Die rund 30 km südlich von Groningen gelegene niederländische Kleinstadt Assen ist unter Sportfans vor allem als Austragungsort internationaler Motorradrennen ein Begriff. Die Fußballfans der Region zieht es dagegen in erster Linie zu den Heimspielen des in der ersten Hoofdklasse C spielenden Amateurvereins Achilles 1894. Bis vor kurzem spielte der inzwischen 107 Jahre alte Club noch im Sportzentrum „Houtlaan“. Weil die 1966 errichtete Anlage jedoch mittlerweile nicht mehr den Anforderungen an eine moderne Fußball-Arena entsprach, fiel 1997 nach langjährigen und schwierigen Verhandlungen mit der Stadt der Startschuss für den Neubau eines reinen Fußballstadions am Martin Luther Kingweg im Norden von Assen.

Nach dem Umzug in die Ende 1999 fertiggestellte neue Arena haben sich völlig neue sportliche und finanzielle Möglichkeiten für den Verein ergeben, denn das Stadion bietet Platz für mehr als 6.000 Zuschauer – 620 von ihnen können dem Spielgeschehen auf dem Rasen von überdachten Sitzplätzen aus folgen. „Seitdem unser Team im Sportpark Marsdijk spielt, sind die Einnahmen durch Zuschauer und Werbeverträge sprunghaft angestiegen“, berichtet Henk Krans, der Pressesprecher von Achilles 1894. „Außerdem ist es uns gleich im ersten Jahr gelungen, niederländischer Amateurmeister zu werden!“ Zentrales architektonisches Element des Sportparks Marsdijk ist ein 48 Meter langer, zweigeschossiger Gebäuderiegel, der aus einem massiven Sockelgeschoss und einem zu den beiden Außenkanten hin schräg nach oben aufragenden und mit lang gestreckten horizontalen Fensterbändern ausgestatteten Obergeschoss besteht. Zum Spielfeld hin nimmt der Bau die überdachte Nordtribüne auf, in gegenüber liegender Richtung fungiert er als repräsentative Eingangsfront. Im Inneren des Gebäudes stehen Umkleidekabinen, ein Massageraum und Besprechungsräume im Sockelgeschoss sowie ein Sprecherraum, ein Verwaltungsraum und eine vereinseigene Mini-Druckerei im Obergeschoss zur Verfügung. Direkt neben dem Stadion bietet der Sportpark zwei Trainingsplätze sowie einen Parkplatz mit rund 1.000 Stellplätzen.

    
 

Ungewöhnlich zeigt sich nicht nur die Form, sondern auch die Farbgebung des Neubaus: „Einer der wichtigsten Planungsgedanken war die betont plakative Verwendung der beiden Vereinsfarben Rot und Schwarz“, berichtet Berater Henk Meijering vom vor Ort ansässigen Promeij Bouwadvies Buro. Für den unteren Bereich wurden schwarze Keramik-Klinker gewählt, die Fassaden des Obergeschosses wurden zum überwiegenden Teil mit roten Kunststoff-Paneelen verschalt. Ebenso kontrastreich zeigen sich die Fenster und Türrahmen, die ebenfalls Schwarz und Rot lackiert wurden.

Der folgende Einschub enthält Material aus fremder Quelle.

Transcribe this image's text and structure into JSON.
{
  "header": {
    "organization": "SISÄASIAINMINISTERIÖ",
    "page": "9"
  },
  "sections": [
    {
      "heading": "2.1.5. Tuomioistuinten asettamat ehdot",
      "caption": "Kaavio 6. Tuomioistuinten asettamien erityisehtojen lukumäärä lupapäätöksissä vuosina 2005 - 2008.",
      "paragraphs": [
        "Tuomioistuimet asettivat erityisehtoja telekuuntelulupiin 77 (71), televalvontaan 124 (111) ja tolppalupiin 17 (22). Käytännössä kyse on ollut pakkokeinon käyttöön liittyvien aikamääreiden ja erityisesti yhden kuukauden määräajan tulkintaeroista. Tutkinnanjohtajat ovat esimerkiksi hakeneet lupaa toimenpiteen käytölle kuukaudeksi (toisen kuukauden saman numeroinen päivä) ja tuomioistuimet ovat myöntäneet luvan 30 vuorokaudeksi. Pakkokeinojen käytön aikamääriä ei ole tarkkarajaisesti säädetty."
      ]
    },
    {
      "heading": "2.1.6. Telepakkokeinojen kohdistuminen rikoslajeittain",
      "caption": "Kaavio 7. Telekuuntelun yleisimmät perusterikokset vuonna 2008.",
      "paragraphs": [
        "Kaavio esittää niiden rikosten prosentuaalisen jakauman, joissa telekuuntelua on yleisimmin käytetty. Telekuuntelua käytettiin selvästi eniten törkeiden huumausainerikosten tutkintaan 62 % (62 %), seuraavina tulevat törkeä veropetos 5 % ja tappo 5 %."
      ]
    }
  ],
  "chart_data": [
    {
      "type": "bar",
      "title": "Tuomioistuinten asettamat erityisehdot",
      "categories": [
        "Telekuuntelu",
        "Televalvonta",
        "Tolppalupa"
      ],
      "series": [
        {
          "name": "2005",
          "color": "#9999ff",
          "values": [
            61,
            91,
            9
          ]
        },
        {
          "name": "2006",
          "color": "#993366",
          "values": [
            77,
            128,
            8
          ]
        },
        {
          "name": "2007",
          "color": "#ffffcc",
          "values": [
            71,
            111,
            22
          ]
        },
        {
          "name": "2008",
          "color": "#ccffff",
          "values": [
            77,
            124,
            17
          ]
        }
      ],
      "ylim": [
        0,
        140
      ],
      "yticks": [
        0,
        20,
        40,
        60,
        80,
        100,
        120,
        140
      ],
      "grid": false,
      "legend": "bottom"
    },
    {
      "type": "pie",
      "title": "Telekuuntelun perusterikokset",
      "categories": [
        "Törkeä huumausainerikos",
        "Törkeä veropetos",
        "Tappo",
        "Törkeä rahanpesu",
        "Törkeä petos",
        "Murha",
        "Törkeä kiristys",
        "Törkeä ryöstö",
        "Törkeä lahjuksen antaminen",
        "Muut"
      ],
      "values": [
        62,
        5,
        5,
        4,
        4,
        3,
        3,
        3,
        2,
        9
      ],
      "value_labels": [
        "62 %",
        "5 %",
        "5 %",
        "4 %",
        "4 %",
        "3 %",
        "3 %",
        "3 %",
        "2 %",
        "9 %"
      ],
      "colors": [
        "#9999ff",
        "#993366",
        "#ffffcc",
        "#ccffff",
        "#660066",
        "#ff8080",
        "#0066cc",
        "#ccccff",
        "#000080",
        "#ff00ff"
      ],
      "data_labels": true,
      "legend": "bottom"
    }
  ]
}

Bei der Suche nach einem geeigneten Klinker für die Außenfassade des Sockels fiel die Wahl schließlich auf den Röben Keramik-Klinker FARO schwarz-nuanciert, glatt im Waalformat, einer vor allem in den Niederlanden sehr gebräuchlichen Ziegelgröße: „Die Klinker von Röben bieten eine hervorragende und dauerhafte Materialqualität“, begründet Henk Meijering die in enger Zusammenarbeit mit den Verantwortlichen von Achilles 1894 getroffene Entscheidung. Neben den insgesamt 80.000 schwarzen Keramik-Klinkern wurden in regelmäßigen Abständen auch 1.500 Röben Keramik-Klinker WESTERWALD rot, glatt in die im Läuferverband gemauerte Fassade integriert. Die eingefügten Klinker geben dem lang gestreckten Gebäude eine Struktur und verstärken den Kontrast der beiden Farben Rot und Schwarz zusätzlich: „Die Mauerwerksfassade korrespondiert auf diese Weise nicht nur mit den darüber liegenden roten Kunststoff-Paneelen sowie den Fenster- und Türrahmen, sondern auch mit dem Vereinswappen des Clubs“, berichtet Henk Meijering und verweist dabei auf die Darstellung des tapferen griechischen Kriegers Achilles, die weithin sichtbar in die Frontfassade des Neubaus integriert wurde.